L'ex premier israeliano Ehud Barak è convinto che Israele vincerà la sua guerra. Le incognite riguardano il futuro
TEL AVIV - I cosiddetti accordi di Abramo hanno possibilità di sopravvivere alla guerra in corso tra Israele e Hamas? «Lo spero. Prima saranno raggiunti i nostri obiettivi, meno saranno le vittime civili e più saranno alte le possibilità». È il pensiero dell'ex generale e premier israeliano Ehud Barak, intervistato da Foreign Policy.
Barak, oggi 81enne, ha preso parte sia alla "guerra dei sei giorni" del 1967 che a quella dello Yom Kippur nel 1973. E afferma che l'esercito israeliano è «determinato» nel voler sradicare l'infrastruttura di Hamas da Gaza. «Saranno distrutti un pezzo alla volta»; «ci costerà fatica, sudore, lacrime e sangue», avverte l'ex premier, «ma sarà fatto.
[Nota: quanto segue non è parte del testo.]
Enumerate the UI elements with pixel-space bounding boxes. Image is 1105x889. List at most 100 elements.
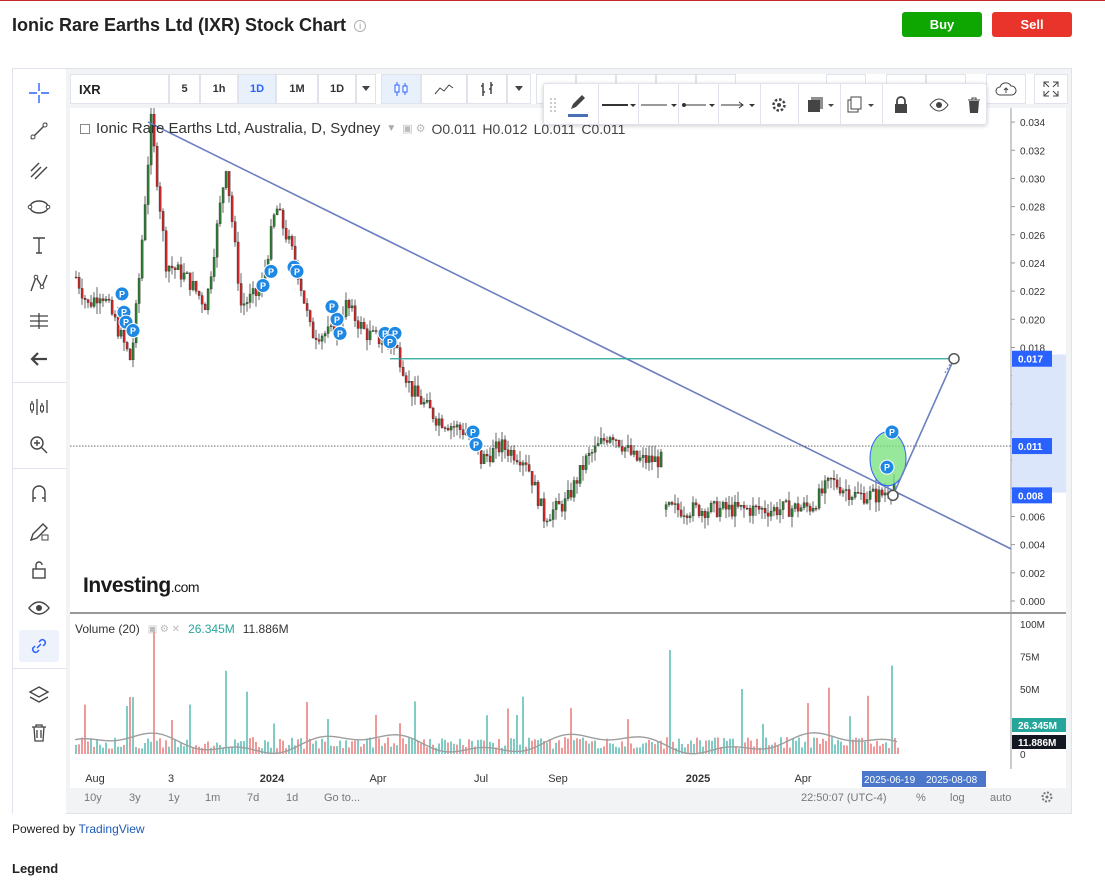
time-tick-label: 2025 <box>686 773 710 785</box>
volume-bar <box>537 740 539 754</box>
volume-bar <box>135 746 137 754</box>
interval-button[interactable]: 1M <box>276 74 318 104</box>
drag-handle-icon[interactable] <box>548 90 558 120</box>
candle-body <box>805 502 809 507</box>
candle-body <box>368 330 372 341</box>
candle-body <box>101 298 105 301</box>
auto-toggle[interactable]: auto <box>990 792 1011 804</box>
candle-body <box>92 297 96 307</box>
volume-bar <box>798 737 800 754</box>
lock-icon[interactable] <box>19 554 59 586</box>
collapse-icon[interactable] <box>80 123 90 134</box>
range-1y[interactable]: 1y <box>168 792 180 804</box>
copy-button[interactable] <box>842 90 880 120</box>
pattern-icon[interactable] <box>19 267 59 299</box>
line-start-button[interactable] <box>680 90 716 120</box>
p-marker-label: P <box>470 427 476 437</box>
candle-body <box>709 502 713 513</box>
volume-bar <box>567 738 569 754</box>
candle-body <box>676 503 680 511</box>
range-3y[interactable]: 3y <box>129 792 141 804</box>
volume-bar <box>363 743 365 754</box>
tradingview-link[interactable]: TradingView <box>79 822 145 836</box>
area-chart-button[interactable] <box>421 74 467 104</box>
legend-buttons-icon[interactable]: ▣ ⚙ <box>402 122 425 135</box>
line-color-button[interactable] <box>562 90 594 120</box>
sell-button[interactable]: Sell <box>992 12 1072 37</box>
cloud-save-button[interactable] <box>986 74 1026 104</box>
candles-button[interactable] <box>381 74 421 104</box>
volume-bar <box>468 739 470 754</box>
chart-canvas[interactable]: PPPPPPPPPPPPPPPPPP 0.0340.0320.0300.0280… <box>70 108 1066 788</box>
range-7d[interactable]: 7d <box>247 792 259 804</box>
volume-bar <box>303 748 305 754</box>
volume-bar <box>615 746 617 754</box>
percent-toggle[interactable]: % <box>916 792 926 804</box>
candle-body <box>814 508 818 510</box>
clone-button[interactable] <box>802 90 840 120</box>
layers-icon[interactable] <box>19 679 59 711</box>
eye-icon[interactable] <box>19 592 59 624</box>
trend-line-icon[interactable] <box>19 115 59 147</box>
candle-body <box>629 445 633 455</box>
gear-icon[interactable] <box>1040 790 1054 807</box>
crosshair-icon[interactable] <box>19 77 59 109</box>
buy-button[interactable]: Buy <box>902 12 982 37</box>
symbol-input[interactable]: IXR <box>70 74 169 104</box>
text-icon[interactable] <box>19 229 59 261</box>
candle-body <box>730 504 734 517</box>
candle-body <box>659 451 663 468</box>
go-to-button[interactable]: Go to... <box>324 792 360 804</box>
candle-body <box>239 283 243 306</box>
candle-body <box>694 502 698 506</box>
interval-button[interactable]: 1D <box>238 74 276 104</box>
candle-body <box>86 299 90 303</box>
line-end-button[interactable] <box>720 90 756 120</box>
bars-button[interactable] <box>467 74 507 104</box>
candle-body <box>808 506 812 512</box>
candle-body <box>560 503 564 512</box>
legend-buttons-icon[interactable]: ▣ ⚙ ✕ <box>148 624 180 635</box>
indicators-icon[interactable] <box>19 391 59 423</box>
zoom-icon[interactable] <box>19 429 59 461</box>
chart-type-dropdown[interactable] <box>507 74 531 104</box>
pencil-lock-icon[interactable] <box>19 516 59 548</box>
magnet-icon[interactable] <box>19 478 59 510</box>
interval-button[interactable]: 1D <box>318 74 356 104</box>
log-toggle[interactable]: log <box>950 792 965 804</box>
volume-bar <box>333 746 335 754</box>
lock-drawing-button[interactable] <box>888 90 914 120</box>
pitchfork-icon[interactable] <box>19 153 59 185</box>
chevron-down-icon[interactable]: ▼ <box>386 123 396 134</box>
prediction-icon[interactable] <box>19 305 59 337</box>
volume-legend: Volume (20) ▣ ⚙ ✕ 26.345M 11.886M <box>75 622 289 636</box>
range-1m[interactable]: 1m <box>205 792 220 804</box>
candle-body <box>688 515 692 518</box>
trash-icon[interactable] <box>19 717 59 749</box>
line-width-button[interactable] <box>602 90 636 120</box>
line-style-button[interactable] <box>640 90 678 120</box>
fullscreen-button[interactable] <box>1034 74 1068 104</box>
candle-body <box>536 481 540 506</box>
hide-drawing-button[interactable] <box>926 90 952 120</box>
top-accent-line <box>0 0 1105 1</box>
interval-button[interactable]: 5 <box>169 74 200 104</box>
range-10y[interactable]: 10y <box>84 792 102 804</box>
interval-dropdown[interactable] <box>356 74 376 104</box>
shape-icon[interactable] <box>19 191 59 223</box>
settings-button[interactable] <box>766 90 792 120</box>
candle-body <box>518 461 522 466</box>
volume-bar <box>642 743 644 754</box>
range-1d[interactable]: 1d <box>286 792 298 804</box>
clock-readout: 22:50:07 (UTC-4) <box>801 792 887 804</box>
back-arrow-icon[interactable] <box>19 343 59 375</box>
info-icon[interactable]: i <box>354 20 367 32</box>
candle-body <box>859 492 863 495</box>
interval-button[interactable]: 1h <box>200 74 238 104</box>
volume-bar <box>849 716 851 754</box>
candle-body <box>572 480 576 498</box>
delete-drawing-button[interactable] <box>964 90 984 120</box>
chart-pane[interactable]: PPPPPPPPPPPPPPPPPP 0.0340.0320.0300.0280… <box>70 108 1066 788</box>
link-icon[interactable] <box>19 630 59 662</box>
candle-body <box>650 455 654 463</box>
Hamas non può rappresentare una minaccia esistenziale per Israele». In termini numerici, «probabilmente occorrerà impiegare 50mila o più soldati per essere certi di vincere».
Le vere incognite sono semmai concentrate sul dopo. Cosa succederà a Gaza dopo la guerra? Anche Barak se lo chiede. «Anche se raggiungiamo l'obiettivo di rimuovere le infrastrutture di Hamas, e quindi la loro capacità di governare nella Striscia di Gaza, non vogliamo restare lì per i prossimi 10 o 20 anni, quindi chi raccoglierà la torcia da noi?». E il cosiddetto "giorno dopo" potrebbe non essere così distante, anche se il governo di Tel Aviv e le Forze di difesa israeliane non perdono occasione per ribadire che la guerra sarà lunga. In Israele, ricorda Barak, l'idea di guerra «è mentalmente collegata a un periodo di tempo molto breve. La guerra dei sei giorni è durata una settimana, la guerra del 1973 - la più dura che abbiamo affrontato in 75 anni di storia - venti giorni».